In our previous report we briefly discussed the types of reverse image search tool available on the Internet. We also introduced the concept of reverse image searching and its importance to businesses. This report summarises a hands-on experience of using a reverse image search tool.
Using reverse image search engines for prior art searches
The following screenshots of Google Images provide an overview of the reverse image search process (please note that the example is exemplary in nature and has no association to any organisation or project).
Figure 1. Drag and drop an image on Google Images
Figure 2. Results retrieved through Google Image search
Figure 3. Sample US Patent 5,040,485
This example shows how helpful reverse image search engines can be when searching for patents using images. It will be evident to professional searchers that reverse image search engines can be helpful in prior art searches – especially freedom-to-operate, validity and invalidity searches – which use a reference image or patent document for searching similar technologies. While the above example successfully identifies the patent from its image using a reverse image search engine, there is still scope for improvement in these engines vis-à-vis searching patent literature using (for example) product images, hand sketches and cycle diagrams.
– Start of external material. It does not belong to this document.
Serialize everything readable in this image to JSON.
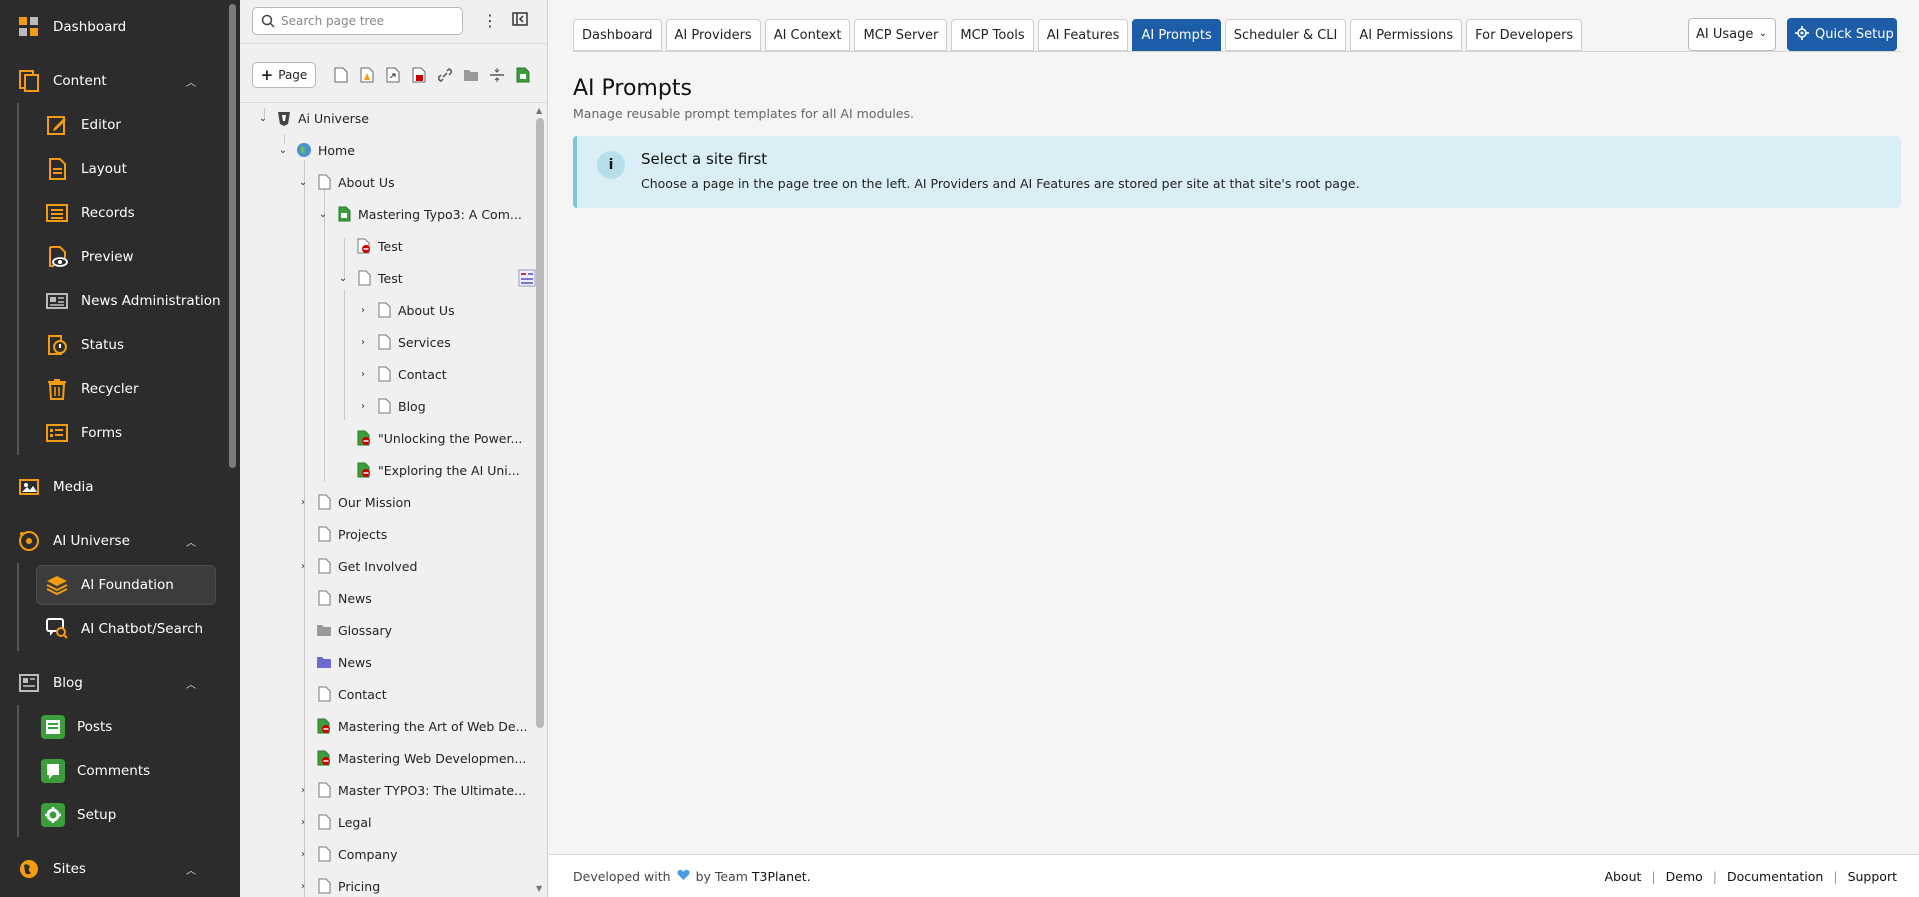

Nowadays, a great deal of emphasis is being placed on automation – ‘bots’ are minimising human involvement in hundreds of sectors. With the help of electronic design automation tools and keyword-based analytics, the field of patent searching and analytics is advancing at a rapid pace. However, searching for prior art using images is still a relatively untouched domain. Despite a multitude of tools that host reverse image search engines, their application is still limited. Further, the documents retrieved through reverse image searches are generally not as relevant as those retrieved through concept-based searches. Thus, there is huge scope for maturing this technology and applying it to the domain of professional patent searching. Needless to say, when it comes to prior art searches, the use of human analytics can never be done away with.